In summary, being vulnerable is something that is usually considered to be an undesirable state. It conveys a sense of fragility that should be guarded against. Indeed, greater resilience is often thought to be a powerful emotional tool in the fight against certain personal vulnerabilities. And yet, as you have read, in some senses at least, being vulnerable can be a sign of true inner strength. Few people would regard the greater vulnerabilities that children have as they make their way in the world as a negative thing, after all. It is an inherent part of childhood that needs to be accounted for and even celebrated without, of course, being abused.

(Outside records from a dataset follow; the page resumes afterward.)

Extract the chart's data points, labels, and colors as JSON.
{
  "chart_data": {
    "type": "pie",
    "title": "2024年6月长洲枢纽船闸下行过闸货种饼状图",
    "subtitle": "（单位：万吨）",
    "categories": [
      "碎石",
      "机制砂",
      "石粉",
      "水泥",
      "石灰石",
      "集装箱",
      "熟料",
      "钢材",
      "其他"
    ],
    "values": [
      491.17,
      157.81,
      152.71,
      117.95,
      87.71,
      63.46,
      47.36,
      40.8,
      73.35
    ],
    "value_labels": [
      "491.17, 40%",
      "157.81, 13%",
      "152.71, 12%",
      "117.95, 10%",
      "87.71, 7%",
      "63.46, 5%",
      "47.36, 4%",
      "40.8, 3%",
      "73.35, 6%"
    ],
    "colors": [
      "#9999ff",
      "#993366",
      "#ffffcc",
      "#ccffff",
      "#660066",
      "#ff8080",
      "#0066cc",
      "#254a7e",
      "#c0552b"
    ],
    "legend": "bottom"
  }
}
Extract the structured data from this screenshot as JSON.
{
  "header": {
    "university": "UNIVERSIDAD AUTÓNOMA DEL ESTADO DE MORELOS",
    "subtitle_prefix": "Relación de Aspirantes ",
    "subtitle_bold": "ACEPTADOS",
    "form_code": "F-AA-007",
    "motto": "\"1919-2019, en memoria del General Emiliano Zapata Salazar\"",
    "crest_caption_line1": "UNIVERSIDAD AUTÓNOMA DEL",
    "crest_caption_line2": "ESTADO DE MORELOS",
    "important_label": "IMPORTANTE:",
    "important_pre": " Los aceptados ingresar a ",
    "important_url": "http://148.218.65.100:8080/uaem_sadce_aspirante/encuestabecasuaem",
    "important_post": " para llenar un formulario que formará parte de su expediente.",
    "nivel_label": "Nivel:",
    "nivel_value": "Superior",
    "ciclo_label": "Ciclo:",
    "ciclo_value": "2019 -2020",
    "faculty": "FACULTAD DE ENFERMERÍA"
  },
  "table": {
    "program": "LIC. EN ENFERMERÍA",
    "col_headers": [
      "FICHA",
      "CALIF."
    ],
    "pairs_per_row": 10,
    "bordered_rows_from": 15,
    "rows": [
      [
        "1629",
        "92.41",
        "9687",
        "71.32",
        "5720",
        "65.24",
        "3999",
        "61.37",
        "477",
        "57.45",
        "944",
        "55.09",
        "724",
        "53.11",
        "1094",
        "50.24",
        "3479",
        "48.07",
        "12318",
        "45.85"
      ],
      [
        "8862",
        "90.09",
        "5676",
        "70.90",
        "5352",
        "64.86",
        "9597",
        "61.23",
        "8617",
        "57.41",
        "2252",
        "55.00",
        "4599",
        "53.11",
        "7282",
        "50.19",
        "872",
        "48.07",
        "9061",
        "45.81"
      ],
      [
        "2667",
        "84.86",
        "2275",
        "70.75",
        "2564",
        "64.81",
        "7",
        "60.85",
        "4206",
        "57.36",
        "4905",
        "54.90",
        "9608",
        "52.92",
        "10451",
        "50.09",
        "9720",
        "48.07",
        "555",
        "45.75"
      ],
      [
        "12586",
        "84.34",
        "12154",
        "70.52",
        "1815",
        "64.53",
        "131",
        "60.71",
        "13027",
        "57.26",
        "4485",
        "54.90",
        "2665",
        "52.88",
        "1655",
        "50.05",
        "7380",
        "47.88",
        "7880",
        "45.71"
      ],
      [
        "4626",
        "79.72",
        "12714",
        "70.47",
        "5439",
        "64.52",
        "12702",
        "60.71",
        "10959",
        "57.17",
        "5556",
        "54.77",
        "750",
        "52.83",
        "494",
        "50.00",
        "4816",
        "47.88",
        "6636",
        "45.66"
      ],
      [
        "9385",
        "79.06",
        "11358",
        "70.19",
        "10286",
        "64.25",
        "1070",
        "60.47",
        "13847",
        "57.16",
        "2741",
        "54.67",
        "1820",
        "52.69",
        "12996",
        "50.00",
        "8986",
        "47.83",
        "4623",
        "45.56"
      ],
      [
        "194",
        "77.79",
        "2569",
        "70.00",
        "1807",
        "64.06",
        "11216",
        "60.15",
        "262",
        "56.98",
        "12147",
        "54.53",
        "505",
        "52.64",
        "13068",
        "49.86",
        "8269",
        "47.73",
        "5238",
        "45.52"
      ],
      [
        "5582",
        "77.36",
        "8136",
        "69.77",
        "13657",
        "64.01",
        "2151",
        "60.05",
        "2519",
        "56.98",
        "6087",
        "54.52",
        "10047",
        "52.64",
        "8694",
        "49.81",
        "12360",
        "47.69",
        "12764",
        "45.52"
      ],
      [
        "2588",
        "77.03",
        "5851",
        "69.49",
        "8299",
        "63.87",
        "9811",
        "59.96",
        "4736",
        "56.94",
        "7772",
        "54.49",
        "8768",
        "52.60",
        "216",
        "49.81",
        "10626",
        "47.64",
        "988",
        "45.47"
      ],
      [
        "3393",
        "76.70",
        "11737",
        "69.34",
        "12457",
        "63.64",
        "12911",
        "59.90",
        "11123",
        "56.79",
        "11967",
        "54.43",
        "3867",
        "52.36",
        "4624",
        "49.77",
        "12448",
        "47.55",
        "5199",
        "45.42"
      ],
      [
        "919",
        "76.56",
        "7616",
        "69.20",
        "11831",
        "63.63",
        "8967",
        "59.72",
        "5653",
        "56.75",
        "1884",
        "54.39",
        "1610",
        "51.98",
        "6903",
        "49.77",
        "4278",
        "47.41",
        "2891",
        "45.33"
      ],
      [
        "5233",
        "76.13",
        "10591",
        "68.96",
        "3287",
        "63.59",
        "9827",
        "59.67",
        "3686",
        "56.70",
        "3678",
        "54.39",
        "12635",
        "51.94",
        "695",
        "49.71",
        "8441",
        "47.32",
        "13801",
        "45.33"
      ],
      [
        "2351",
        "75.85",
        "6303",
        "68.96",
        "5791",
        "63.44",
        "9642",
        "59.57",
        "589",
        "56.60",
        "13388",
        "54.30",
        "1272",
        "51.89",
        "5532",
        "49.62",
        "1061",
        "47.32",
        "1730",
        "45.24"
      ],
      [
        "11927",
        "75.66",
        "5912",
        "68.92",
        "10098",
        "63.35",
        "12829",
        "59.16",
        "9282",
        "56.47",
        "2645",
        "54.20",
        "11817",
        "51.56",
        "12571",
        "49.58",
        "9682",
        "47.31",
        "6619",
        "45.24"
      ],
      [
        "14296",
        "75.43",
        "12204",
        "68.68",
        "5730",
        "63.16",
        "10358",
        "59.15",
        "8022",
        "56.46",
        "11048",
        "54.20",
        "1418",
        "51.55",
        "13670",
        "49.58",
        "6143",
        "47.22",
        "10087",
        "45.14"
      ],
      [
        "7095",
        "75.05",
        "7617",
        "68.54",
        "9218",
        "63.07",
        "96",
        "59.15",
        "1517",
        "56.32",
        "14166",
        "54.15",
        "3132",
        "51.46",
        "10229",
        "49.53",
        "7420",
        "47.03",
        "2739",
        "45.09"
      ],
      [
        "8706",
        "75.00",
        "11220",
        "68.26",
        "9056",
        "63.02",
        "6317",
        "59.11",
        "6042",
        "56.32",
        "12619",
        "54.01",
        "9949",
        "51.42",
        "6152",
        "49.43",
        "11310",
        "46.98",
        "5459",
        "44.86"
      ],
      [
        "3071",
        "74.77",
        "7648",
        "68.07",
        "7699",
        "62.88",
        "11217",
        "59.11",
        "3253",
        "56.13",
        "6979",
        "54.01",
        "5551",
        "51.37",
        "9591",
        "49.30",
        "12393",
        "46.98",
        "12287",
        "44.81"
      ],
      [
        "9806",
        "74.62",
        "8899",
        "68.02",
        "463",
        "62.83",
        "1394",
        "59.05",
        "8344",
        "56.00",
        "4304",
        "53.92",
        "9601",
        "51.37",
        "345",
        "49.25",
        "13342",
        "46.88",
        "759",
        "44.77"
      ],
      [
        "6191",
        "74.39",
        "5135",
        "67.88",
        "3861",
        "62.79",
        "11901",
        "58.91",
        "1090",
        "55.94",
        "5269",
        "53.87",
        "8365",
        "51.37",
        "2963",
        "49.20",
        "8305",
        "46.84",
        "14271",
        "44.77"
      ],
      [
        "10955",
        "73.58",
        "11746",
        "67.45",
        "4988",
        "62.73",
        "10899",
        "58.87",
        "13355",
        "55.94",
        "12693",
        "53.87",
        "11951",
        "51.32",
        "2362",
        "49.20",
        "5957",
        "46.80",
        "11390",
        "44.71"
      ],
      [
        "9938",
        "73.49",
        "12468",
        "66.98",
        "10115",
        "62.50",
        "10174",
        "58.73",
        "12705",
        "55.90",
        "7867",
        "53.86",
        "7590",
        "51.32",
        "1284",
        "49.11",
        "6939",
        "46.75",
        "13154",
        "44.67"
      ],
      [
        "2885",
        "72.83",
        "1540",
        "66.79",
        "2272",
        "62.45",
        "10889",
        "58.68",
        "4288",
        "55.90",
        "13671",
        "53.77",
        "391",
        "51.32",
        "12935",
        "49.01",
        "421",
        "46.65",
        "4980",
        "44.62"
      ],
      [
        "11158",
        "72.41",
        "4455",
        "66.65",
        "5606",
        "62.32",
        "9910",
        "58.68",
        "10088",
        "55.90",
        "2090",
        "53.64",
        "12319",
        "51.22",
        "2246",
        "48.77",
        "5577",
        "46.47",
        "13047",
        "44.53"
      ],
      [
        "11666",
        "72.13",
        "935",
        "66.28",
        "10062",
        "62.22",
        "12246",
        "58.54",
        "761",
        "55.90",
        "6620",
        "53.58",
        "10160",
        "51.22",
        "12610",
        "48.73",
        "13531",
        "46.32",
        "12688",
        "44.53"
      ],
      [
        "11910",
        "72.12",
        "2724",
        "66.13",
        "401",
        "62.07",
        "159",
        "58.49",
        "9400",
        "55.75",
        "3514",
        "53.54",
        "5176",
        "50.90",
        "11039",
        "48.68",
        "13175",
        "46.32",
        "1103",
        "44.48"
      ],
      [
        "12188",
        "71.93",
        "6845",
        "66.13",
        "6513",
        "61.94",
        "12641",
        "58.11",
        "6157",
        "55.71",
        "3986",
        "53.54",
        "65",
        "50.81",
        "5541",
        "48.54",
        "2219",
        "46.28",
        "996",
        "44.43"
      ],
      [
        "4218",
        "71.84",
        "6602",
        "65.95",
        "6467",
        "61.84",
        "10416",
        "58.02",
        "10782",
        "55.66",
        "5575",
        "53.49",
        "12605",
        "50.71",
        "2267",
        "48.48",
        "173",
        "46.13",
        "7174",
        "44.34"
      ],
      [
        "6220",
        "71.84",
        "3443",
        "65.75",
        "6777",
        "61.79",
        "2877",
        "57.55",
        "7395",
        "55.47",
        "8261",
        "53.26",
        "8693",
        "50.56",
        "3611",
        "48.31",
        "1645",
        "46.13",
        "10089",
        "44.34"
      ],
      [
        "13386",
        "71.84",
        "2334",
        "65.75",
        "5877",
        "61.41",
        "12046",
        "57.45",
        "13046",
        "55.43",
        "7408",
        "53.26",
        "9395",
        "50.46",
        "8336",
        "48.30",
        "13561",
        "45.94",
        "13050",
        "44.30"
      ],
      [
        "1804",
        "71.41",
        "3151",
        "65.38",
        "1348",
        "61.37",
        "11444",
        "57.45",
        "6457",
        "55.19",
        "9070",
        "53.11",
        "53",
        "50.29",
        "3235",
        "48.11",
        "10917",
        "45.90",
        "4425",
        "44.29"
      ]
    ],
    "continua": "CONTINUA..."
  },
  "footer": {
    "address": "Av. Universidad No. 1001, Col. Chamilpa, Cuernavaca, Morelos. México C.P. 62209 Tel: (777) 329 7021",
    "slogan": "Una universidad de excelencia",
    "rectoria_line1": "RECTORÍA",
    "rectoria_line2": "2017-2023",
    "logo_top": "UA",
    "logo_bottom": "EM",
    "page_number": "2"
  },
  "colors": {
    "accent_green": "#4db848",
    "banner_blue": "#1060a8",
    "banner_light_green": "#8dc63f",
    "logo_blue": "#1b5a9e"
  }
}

And yet, in many societies, vulnerability in adults is often seen as something that is an undesirable trait. Perhaps this is why popular culture is seemingly so focussed on the invulnerable. After all, superheroes like Supergirl or Spider-Man have special powers that make them much less vulnerable than the general population. Of course, well-written fiction will often explore the emotional vulnerabilities of such characters who often struggle with double identities and making themselves heard when they are not in their heroic modes.

So, what is going on? In literary fiction and films, it seems we like to explore our vulnerability as a species through paradoxically invulnerable characters. The same might also be said of another genre of fiction, disaster movies. In them, we see just how vulnerable humans are to natural phenomena like wildfires or meteor strikes. At a deep psychological level, perhaps we all know just how vulnerable we can be, which is why we like to enjoy these forms of entertainment as a means of expunging our sense of human vulnerability? Whatever the true reason, it certainly appears to be something we like to examine in ourselves as a species.